- 12 ounces gemelli or other short pasta
- 1 teaspoon kosher salt, plus more for cooking pasta
- 1 12-oz. bag frozen shelled edamame (about 2½ cups)
- 1 lemon, cut into wedges, seeds removed
- 6 tablespoons extra-virgin olive oil, divided
- 2 tablespoons sherry vinegar
- ½ teaspoon freshly ground black pepper
- 5 ounces baby arugula
- 4 ounces crumbled feta (about 1 cup)
- ¼ cup chopped toasted walnuts
Meanwhile, heat a small skillet over medium-high. Add lemon wedges, cut side down, and cook until well blistered, about 1 minute per side. Transfer to a plate.
Reserving 2 tablespoons of cooking liquid, drain pasta and edamame; transfer to a large bowl. Toss with 2 tablespoons oil; set aside until cool, 5 to 10 minutes.
Whisk together salt, vinegar, pepper, reserved cooking liquid, and remaining 4 tablespoons oil in a small bowl.
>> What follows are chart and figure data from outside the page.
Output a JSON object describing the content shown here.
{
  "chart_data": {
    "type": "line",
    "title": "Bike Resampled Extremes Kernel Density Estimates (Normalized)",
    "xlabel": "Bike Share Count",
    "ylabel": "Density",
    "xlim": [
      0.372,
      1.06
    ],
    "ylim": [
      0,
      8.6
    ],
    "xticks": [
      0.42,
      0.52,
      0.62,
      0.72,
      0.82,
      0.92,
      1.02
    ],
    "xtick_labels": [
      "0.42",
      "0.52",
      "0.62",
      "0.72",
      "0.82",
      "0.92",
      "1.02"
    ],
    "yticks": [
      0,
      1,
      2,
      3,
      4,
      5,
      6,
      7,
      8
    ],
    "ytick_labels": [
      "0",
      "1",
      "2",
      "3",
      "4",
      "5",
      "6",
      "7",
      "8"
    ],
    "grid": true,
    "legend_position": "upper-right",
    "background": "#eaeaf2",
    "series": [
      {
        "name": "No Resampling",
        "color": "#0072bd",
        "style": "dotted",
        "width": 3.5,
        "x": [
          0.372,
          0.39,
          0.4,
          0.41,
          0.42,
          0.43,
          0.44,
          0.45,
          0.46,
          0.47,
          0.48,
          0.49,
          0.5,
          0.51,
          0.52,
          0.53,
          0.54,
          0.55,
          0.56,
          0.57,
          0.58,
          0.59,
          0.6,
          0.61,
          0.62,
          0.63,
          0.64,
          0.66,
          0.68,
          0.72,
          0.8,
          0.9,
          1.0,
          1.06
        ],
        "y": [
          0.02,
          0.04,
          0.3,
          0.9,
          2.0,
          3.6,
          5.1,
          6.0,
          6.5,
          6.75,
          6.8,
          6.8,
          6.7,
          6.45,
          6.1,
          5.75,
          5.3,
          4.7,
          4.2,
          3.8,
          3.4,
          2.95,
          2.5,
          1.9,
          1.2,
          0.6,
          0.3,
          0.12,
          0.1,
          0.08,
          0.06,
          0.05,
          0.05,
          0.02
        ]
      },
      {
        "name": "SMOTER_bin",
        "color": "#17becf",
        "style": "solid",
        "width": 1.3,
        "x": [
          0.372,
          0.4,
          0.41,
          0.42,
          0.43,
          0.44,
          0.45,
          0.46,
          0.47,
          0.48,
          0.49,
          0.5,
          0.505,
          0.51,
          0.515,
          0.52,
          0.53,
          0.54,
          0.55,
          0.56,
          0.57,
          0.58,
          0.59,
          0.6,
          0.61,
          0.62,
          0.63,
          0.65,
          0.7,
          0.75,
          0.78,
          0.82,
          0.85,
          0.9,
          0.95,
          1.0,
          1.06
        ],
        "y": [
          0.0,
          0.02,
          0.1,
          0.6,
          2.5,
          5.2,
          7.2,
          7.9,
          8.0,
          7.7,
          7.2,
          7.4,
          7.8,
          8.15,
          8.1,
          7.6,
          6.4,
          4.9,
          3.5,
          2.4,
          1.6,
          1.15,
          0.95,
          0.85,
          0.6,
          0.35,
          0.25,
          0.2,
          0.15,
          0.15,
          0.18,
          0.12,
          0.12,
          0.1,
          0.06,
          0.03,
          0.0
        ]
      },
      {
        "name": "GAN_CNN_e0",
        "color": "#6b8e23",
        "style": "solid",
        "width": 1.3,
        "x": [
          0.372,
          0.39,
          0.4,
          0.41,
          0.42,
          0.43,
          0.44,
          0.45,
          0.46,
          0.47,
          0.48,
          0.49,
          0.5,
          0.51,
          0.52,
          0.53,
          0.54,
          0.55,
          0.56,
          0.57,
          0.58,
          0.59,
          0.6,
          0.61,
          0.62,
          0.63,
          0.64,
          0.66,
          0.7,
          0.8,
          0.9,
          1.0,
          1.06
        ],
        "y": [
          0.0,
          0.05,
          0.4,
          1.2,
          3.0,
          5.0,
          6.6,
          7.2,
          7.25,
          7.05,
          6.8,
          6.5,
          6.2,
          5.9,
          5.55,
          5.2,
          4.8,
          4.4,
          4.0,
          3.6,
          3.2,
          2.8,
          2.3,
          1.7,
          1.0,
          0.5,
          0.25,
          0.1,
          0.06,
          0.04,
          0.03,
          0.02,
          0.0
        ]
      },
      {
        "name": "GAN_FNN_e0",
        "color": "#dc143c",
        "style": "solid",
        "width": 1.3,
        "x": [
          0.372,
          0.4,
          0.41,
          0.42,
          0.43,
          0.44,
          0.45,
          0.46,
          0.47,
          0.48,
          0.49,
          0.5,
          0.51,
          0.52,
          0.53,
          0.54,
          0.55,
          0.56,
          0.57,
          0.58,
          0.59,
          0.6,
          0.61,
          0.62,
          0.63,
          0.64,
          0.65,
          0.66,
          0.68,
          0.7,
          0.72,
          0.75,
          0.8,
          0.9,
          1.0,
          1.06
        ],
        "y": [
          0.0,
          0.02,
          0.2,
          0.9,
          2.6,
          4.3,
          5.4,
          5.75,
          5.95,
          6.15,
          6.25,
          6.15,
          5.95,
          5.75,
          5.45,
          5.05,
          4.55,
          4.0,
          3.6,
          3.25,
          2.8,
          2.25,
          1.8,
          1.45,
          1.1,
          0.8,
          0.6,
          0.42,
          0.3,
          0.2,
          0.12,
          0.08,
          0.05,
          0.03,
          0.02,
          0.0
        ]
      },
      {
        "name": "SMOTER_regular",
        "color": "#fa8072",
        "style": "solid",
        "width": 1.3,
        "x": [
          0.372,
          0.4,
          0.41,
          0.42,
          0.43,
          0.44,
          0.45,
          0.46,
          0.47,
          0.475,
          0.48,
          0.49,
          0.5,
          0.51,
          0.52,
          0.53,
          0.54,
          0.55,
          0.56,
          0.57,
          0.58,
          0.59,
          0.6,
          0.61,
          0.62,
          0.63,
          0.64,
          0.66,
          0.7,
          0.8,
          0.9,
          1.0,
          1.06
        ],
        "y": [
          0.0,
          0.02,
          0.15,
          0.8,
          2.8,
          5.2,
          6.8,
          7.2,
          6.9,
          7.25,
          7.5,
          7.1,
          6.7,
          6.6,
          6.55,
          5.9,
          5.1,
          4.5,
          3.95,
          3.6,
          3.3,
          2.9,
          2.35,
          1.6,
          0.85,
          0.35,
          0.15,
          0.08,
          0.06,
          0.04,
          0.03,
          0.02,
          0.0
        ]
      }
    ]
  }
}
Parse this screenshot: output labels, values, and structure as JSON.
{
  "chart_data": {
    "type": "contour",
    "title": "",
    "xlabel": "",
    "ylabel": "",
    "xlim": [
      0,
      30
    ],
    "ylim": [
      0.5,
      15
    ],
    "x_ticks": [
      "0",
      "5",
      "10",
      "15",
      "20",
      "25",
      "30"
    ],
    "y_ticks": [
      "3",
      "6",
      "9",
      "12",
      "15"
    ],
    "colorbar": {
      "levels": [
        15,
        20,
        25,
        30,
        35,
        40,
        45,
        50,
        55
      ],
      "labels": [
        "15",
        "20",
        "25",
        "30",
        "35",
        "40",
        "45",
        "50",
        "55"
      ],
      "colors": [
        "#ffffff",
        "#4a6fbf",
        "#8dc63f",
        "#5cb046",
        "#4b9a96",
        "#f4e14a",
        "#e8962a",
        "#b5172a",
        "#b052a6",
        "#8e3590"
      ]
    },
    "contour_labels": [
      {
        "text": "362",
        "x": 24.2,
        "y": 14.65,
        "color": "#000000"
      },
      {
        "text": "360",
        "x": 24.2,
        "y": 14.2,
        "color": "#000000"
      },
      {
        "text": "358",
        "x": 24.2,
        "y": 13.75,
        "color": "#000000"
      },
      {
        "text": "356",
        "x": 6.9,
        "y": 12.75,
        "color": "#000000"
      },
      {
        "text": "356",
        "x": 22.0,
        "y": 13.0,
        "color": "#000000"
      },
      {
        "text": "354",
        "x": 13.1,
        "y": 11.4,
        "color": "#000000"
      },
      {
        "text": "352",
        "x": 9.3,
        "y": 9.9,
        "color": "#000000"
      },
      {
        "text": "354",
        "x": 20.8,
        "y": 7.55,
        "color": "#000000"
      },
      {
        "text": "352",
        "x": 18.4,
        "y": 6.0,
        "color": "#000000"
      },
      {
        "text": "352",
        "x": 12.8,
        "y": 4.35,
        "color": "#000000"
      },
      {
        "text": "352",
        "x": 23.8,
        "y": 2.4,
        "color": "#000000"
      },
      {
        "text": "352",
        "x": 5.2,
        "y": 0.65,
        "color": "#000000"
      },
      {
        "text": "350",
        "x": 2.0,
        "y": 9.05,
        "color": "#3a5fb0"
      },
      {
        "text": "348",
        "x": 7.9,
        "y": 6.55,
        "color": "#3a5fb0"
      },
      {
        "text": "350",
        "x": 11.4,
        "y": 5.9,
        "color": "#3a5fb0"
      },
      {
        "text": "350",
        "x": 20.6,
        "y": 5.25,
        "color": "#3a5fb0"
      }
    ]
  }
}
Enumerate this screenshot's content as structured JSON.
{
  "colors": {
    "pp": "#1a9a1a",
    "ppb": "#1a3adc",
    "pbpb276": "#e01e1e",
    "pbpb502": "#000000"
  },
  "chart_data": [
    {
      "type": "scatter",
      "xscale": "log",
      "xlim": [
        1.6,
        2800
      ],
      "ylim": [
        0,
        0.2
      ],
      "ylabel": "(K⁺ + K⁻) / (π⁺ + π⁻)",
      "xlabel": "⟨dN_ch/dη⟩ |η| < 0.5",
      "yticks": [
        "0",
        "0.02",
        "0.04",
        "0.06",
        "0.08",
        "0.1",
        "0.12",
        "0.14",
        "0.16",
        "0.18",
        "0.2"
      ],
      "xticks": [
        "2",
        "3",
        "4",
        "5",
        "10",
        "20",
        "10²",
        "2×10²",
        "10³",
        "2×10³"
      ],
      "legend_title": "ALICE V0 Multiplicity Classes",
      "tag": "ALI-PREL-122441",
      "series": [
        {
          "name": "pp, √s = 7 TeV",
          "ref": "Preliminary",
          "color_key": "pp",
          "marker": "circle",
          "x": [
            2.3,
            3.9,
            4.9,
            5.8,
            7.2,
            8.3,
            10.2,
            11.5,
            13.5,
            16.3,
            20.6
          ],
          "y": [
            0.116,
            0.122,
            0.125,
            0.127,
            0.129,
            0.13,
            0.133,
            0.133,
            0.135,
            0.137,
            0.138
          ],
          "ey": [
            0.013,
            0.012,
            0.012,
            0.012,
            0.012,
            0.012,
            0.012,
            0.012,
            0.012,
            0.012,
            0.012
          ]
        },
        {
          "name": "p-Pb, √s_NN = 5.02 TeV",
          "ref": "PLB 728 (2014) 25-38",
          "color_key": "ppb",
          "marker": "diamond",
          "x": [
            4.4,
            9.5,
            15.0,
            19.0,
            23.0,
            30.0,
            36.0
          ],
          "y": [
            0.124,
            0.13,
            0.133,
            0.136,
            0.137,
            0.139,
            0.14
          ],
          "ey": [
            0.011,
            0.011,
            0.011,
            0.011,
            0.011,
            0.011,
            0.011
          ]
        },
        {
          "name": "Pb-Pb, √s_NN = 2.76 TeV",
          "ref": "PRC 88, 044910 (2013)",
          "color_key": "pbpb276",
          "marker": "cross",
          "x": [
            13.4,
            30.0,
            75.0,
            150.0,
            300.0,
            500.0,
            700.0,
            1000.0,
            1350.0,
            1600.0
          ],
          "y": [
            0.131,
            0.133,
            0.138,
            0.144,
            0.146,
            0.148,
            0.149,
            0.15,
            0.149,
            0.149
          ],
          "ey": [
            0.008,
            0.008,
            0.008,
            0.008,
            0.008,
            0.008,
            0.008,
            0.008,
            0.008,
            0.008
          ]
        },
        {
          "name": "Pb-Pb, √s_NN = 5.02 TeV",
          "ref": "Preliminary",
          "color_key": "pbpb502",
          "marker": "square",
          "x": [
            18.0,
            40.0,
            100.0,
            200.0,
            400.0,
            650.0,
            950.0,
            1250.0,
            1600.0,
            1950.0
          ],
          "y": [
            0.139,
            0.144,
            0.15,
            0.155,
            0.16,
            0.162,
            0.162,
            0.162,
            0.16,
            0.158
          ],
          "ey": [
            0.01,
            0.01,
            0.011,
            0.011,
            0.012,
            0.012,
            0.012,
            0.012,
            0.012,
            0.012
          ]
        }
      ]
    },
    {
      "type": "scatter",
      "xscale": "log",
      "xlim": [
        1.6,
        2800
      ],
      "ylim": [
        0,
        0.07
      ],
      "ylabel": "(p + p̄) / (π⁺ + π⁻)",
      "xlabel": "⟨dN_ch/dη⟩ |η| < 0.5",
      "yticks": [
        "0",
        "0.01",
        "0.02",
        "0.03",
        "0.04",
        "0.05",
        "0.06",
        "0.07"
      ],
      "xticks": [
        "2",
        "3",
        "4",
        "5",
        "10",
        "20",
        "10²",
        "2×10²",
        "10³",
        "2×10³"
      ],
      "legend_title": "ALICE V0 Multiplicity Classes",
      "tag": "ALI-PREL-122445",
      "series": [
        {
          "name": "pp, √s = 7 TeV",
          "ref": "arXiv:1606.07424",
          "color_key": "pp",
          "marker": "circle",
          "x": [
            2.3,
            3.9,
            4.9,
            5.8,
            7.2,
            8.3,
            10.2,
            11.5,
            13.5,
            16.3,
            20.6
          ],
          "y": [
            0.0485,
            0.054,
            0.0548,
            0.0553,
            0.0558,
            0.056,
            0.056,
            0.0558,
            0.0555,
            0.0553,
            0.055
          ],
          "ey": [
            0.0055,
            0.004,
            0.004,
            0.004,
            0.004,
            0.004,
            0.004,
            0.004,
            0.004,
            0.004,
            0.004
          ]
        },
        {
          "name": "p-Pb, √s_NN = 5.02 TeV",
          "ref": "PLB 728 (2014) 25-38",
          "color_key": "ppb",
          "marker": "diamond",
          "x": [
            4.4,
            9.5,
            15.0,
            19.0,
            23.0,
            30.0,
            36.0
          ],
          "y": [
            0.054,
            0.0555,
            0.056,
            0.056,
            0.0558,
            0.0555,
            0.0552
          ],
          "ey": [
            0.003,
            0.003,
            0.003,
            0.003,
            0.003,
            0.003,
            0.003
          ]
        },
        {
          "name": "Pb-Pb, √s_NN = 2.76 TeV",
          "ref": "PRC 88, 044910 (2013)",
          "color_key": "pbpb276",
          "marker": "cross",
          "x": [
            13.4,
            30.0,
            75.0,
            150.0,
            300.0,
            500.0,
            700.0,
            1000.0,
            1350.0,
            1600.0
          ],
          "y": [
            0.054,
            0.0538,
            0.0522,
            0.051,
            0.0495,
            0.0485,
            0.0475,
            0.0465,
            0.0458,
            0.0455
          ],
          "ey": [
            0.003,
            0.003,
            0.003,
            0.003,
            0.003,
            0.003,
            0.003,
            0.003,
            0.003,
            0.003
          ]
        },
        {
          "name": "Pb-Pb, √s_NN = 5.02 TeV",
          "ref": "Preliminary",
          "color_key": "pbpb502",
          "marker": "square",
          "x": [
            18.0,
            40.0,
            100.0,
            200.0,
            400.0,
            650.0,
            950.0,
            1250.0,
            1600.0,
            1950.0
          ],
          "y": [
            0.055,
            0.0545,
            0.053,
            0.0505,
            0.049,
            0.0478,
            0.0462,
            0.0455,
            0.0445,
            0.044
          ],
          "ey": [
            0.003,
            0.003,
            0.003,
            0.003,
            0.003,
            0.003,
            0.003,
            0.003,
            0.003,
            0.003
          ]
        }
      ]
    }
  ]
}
Add to bowl with pasta and edamame along with arugula, feta, and walnuts; toss well. Squeeze seared lemon wedges over pasta.
Serves 4; 744 calories.
VERDICT: This was also meant for the blizzarded-out dinner with Jen and Beth. It is nearly instantaneous (especially if you skip grilling the lemons, which I would in future) but a little underwhelming. The pasta turned a weird gray color, and "serves four" seemed wildly inaccurate--I ate this forever. Toss.